Toutes ces mesures ont, bien entendu, un coût. Elle coûteront aux gouvernements, pensez-vous que ces coûts seront répercutés sur les populations?
Je pense que cela dépend du coût des mesures. La mesure conventionnelle est pour l’instant le PIB. Il existe une méthode de calcul pour déterminer un PIB vert. Si vous prenez en considération les dommages causés sur la société et l’environnement, par une activité donnée, il est possible de leur attribuer un coût. Vous pouvez alors établir un système de compensation. A supposer que vous ayez obtenu une croissance de 10% du PIB. Dans le cas où l’environnement a été respecté, vous conservez vos 10 points.
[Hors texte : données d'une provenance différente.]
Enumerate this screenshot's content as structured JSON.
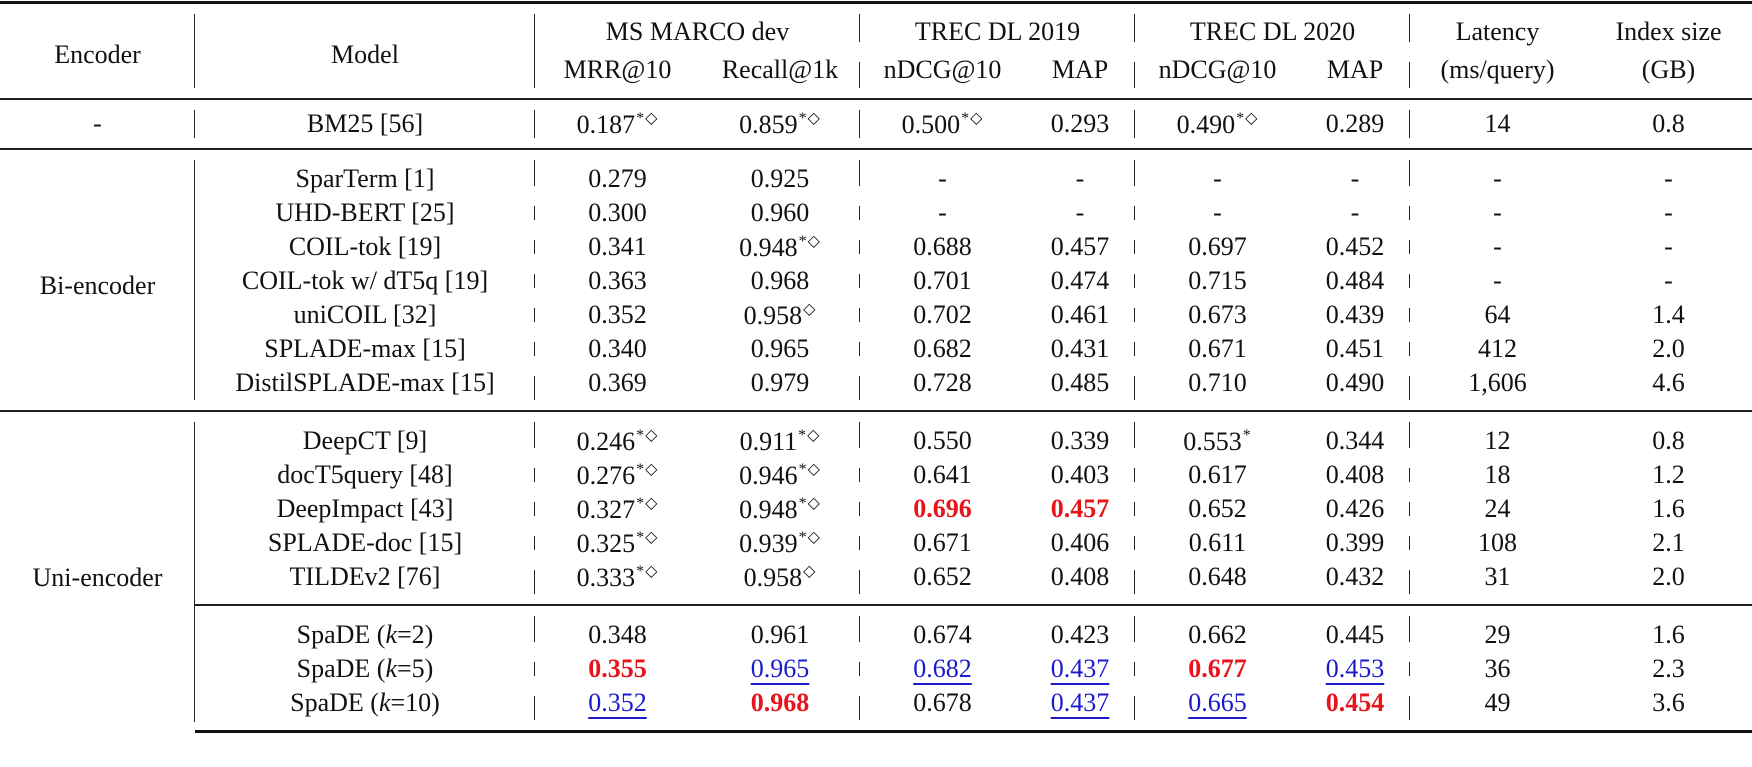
{
  "table": {
    "header": {
      "encoder": "Encoder",
      "model": "Model",
      "groups": {
        "msmarco": "MS MARCO dev",
        "dl2019": "TREC DL 2019",
        "dl2020": "TREC DL 2020",
        "latency_top": "Latency",
        "index_top": "Index size"
      },
      "sub": {
        "mrr10": "MRR@10",
        "recall1k": "Recall@1k",
        "ndcg19": "nDCG@10",
        "map19": "MAP",
        "ndcg20": "nDCG@10",
        "map20": "MAP",
        "latency_unit": "(ms/query)",
        "index_unit": "(GB)"
      }
    },
    "bm25": {
      "encoder": "-",
      "model": "BM25 [56]",
      "mrr10": "0.187",
      "mrr10_sup": "*◇",
      "recall1k": "0.859",
      "recall1k_sup": "*◇",
      "ndcg19": "0.500",
      "ndcg19_sup": "*◇",
      "map19": "0.293",
      "ndcg20": "0.490",
      "ndcg20_sup": "*◇",
      "map20": "0.289",
      "latency": "14",
      "index": "0.8"
    },
    "bi_encoder": {
      "label": "Bi-encoder",
      "rows": [
        {
          "model": "SparTerm [1]",
          "mrr10": "0.279",
          "recall1k": "0.925",
          "recall1k_sup": "",
          "ndcg19": "-",
          "map19": "-",
          "ndcg20": "-",
          "map20": "-",
          "latency": "-",
          "index": "-"
        },
        {
          "model": "UHD-BERT [25]",
          "mrr10": "0.300",
          "recall1k": "0.960",
          "recall1k_sup": "",
          "ndcg19": "-",
          "map19": "-",
          "ndcg20": "-",
          "map20": "-",
          "latency": "-",
          "index": "-"
        },
        {
          "model": "COIL-tok [19]",
          "mrr10": "0.341",
          "recall1k": "0.948",
          "recall1k_sup": "*◇",
          "ndcg19": "0.688",
          "map19": "0.457",
          "ndcg20": "0.697",
          "map20": "0.452",
          "latency": "-",
          "index": "-"
        },
        {
          "model": "COIL-tok w/ dT5q [19]",
          "mrr10": "0.363",
          "recall1k": "0.968",
          "recall1k_sup": "",
          "ndcg19": "0.701",
          "map19": "0.474",
          "ndcg20": "0.715",
          "map20": "0.484",
          "latency": "-",
          "index": "-"
        },
        {
          "model": "uniCOIL [32]",
          "mrr10": "0.352",
          "recall1k": "0.958",
          "recall1k_sup": "◇",
          "ndcg19": "0.702",
          "map19": "0.461",
          "ndcg20": "0.673",
          "map20": "0.439",
          "latency": "64",
          "index": "1.4"
        },
        {
          "model": "SPLADE-max [15]",
          "mrr10": "0.340",
          "recall1k": "0.965",
          "recall1k_sup": "",
          "ndcg19": "0.682",
          "map19": "0.431",
          "ndcg20": "0.671",
          "map20": "0.451",
          "latency": "412",
          "index": "2.0"
        },
        {
          "model": "DistilSPLADE-max [15]",
          "mrr10": "0.369",
          "recall1k": "0.979",
          "recall1k_sup": "",
          "ndcg19": "0.728",
          "map19": "0.485",
          "ndcg20": "0.710",
          "map20": "0.490",
          "latency": "1,606",
          "index": "4.6"
        }
      ]
    },
    "uni_encoder": {
      "label": "Uni-encoder",
      "rows": [
        {
          "model": "DeepCT [9]",
          "mrr10": "0.246",
          "mrr10_sup": "*◇",
          "recall1k": "0.911",
          "recall1k_sup": "*◇",
          "ndcg19": "0.550",
          "map19": "0.339",
          "ndcg20": "0.553",
          "ndcg20_sup": "*",
          "map20": "0.344",
          "latency": "12",
          "index": "0.8"
        },
        {
          "model": "docT5query [48]",
          "mrr10": "0.276",
          "mrr10_sup": "*◇",
          "recall1k": "0.946",
          "recall1k_sup": "*◇",
          "ndcg19": "0.641",
          "map19": "0.403",
          "ndcg20": "0.617",
          "ndcg20_sup": "",
          "map20": "0.408",
          "latency": "18",
          "index": "1.2"
        },
        {
          "model": "DeepImpact [43]",
          "mrr10": "0.327",
          "mrr10_sup": "*◇",
          "recall1k": "0.948",
          "recall1k_sup": "*◇",
          "ndcg19": "0.696",
          "map19": "0.457",
          "ndcg20": "0.652",
          "ndcg20_sup": "",
          "map20": "0.426",
          "latency": "24",
          "index": "1.6"
        },
        {
          "model": "SPLADE-doc [15]",
          "mrr10": "0.325",
          "mrr10_sup": "*◇",
          "recall1k": "0.939",
          "recall1k_sup": "*◇",
          "ndcg19": "0.671",
          "map19": "0.406",
          "ndcg20": "0.611",
          "ndcg20_sup": "",
          "map20": "0.399",
          "latency": "108",
          "index": "2.1"
        },
        {
          "model": "TILDEv2 [76]",
          "mrr10": "0.333",
          "mrr10_sup": "*◇",
          "recall1k": "0.958",
          "recall1k_sup": "◇",
          "ndcg19": "0.652",
          "map19": "0.408",
          "ndcg20": "0.648",
          "ndcg20_sup": "",
          "map20": "0.432",
          "latency": "31",
          "index": "2.0"
        }
      ],
      "spade": [
        {
          "model_prefix": "SpaDE (",
          "k": "k",
          "model_suffix": "=2)",
          "mrr10": "0.348",
          "recall1k": "0.961",
          "ndcg19": "0.674",
          "map19": "0.423",
          "ndcg20": "0.662",
          "map20": "0.445",
          "latency": "29",
          "index": "1.6"
        },
        {
          "model_prefix": "SpaDE (",
          "k": "k",
          "model_suffix": "=5)",
          "mrr10": "0.355",
          "recall1k": "0.965",
          "ndcg19": "0.682",
          "map19": "0.437",
          "ndcg20": "0.677",
          "map20": "0.453",
          "latency": "36",
          "index": "2.3"
        },
        {
          "model_prefix": "SpaDE (",
          "k": "k",
          "model_suffix": "=10)",
          "mrr10": "0.352",
          "recall1k": "0.968",
          "ndcg19": "0.678",
          "map19": "0.437",
          "ndcg20": "0.665",
          "map20": "0.454",
          "latency": "49",
          "index": "3.6"
        }
      ]
    },
    "colors": {
      "best": "#e8141b",
      "second_best": "#1a1acc",
      "text": "#111111"
    }
  }
}
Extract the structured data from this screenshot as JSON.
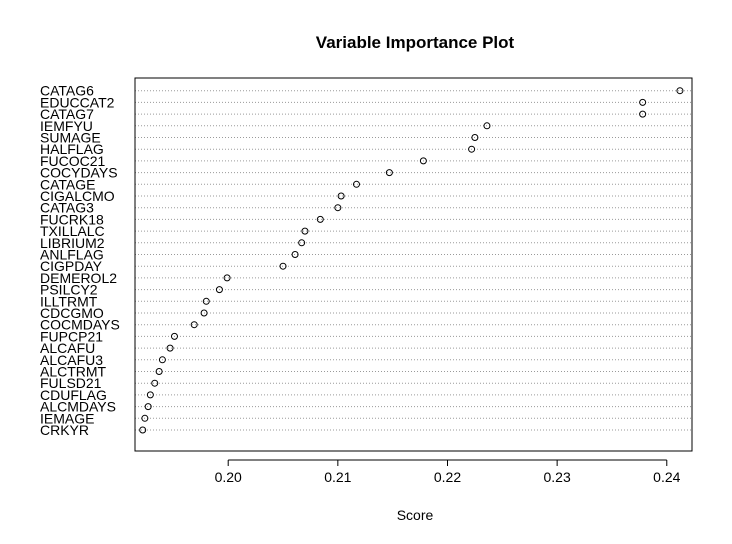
{
  "chart_data": {
    "type": "scatter",
    "title": "Variable Importance Plot",
    "xlabel": "Score",
    "ylabel": "",
    "xlim": [
      0.1915,
      0.2423
    ],
    "xticks": [
      0.2,
      0.21,
      0.22,
      0.23,
      0.24
    ],
    "xtick_labels": [
      "0.20",
      "0.21",
      "0.22",
      "0.23",
      "0.24"
    ],
    "grid": "dotted-horizontal",
    "point_style": "open-circle",
    "variables": [
      {
        "name": "CATAG6",
        "score": 0.2412
      },
      {
        "name": "EDUCCAT2",
        "score": 0.2378
      },
      {
        "name": "CATAG7",
        "score": 0.2378
      },
      {
        "name": "IEMFYU",
        "score": 0.2236
      },
      {
        "name": "SUMAGE",
        "score": 0.2225
      },
      {
        "name": "HALFLAG",
        "score": 0.2222
      },
      {
        "name": "FUCOC21",
        "score": 0.2178
      },
      {
        "name": "COCYDAYS",
        "score": 0.2147
      },
      {
        "name": "CATAGE",
        "score": 0.2117
      },
      {
        "name": "CIGALCMO",
        "score": 0.2103
      },
      {
        "name": "CATAG3",
        "score": 0.21
      },
      {
        "name": "FUCRK18",
        "score": 0.2084
      },
      {
        "name": "TXILLALC",
        "score": 0.207
      },
      {
        "name": "LIBRIUM2",
        "score": 0.2067
      },
      {
        "name": "ANLFLAG",
        "score": 0.2061
      },
      {
        "name": "CIGPDAY",
        "score": 0.205
      },
      {
        "name": "DEMEROL2",
        "score": 0.1999
      },
      {
        "name": "PSILCY2",
        "score": 0.1992
      },
      {
        "name": "ILLTRMT",
        "score": 0.198
      },
      {
        "name": "CDCGMO",
        "score": 0.1978
      },
      {
        "name": "COCMDAYS",
        "score": 0.1969
      },
      {
        "name": "FUPCP21",
        "score": 0.1951
      },
      {
        "name": "ALCAFU",
        "score": 0.1947
      },
      {
        "name": "ALCAFU3",
        "score": 0.194
      },
      {
        "name": "ALCTRMT",
        "score": 0.1937
      },
      {
        "name": "FULSD21",
        "score": 0.1933
      },
      {
        "name": "CDUFLAG",
        "score": 0.1929
      },
      {
        "name": "ALCMDAYS",
        "score": 0.1927
      },
      {
        "name": "IEMAGE",
        "score": 0.1924
      },
      {
        "name": "CRKYR",
        "score": 0.1922
      }
    ]
  }
}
Si votre activité a provoqué des dommages sur l’environnement votre PIB vert peut passer à 4% car vous aurez perdu au passage 6% pour dégradation du milieu naturel.
L’idée est de favoriser la transition entre une logique de profit et une logique de ce que vous aurez à payer en terme de coûts cachés. Vous pouvez avoir une belle voiture, beaucoup d’argent dans votre poche mais si vous respirez un air vicié et que cela vous coûte beaucoup en frais de santé, voilà ce que l’on appelle des coûts cachés. Si l’on prend tout cela en considération et que l’on éduque les populations, alors les gens pourront être amenés à faire de justes choix. Vous entendrez alors autour de vous: "Regarde, je gagne peut-être moins d’argent mais je peux respirer un air propre, le lac à côté duquel je vis, est moins pollué et il y’a moins de crimes dans ma communauté. Après tout, mon style de vie est bien meilleur." C’est le genre de language que nous devons désormais tenir, en particulier aux générations les plus jeunes.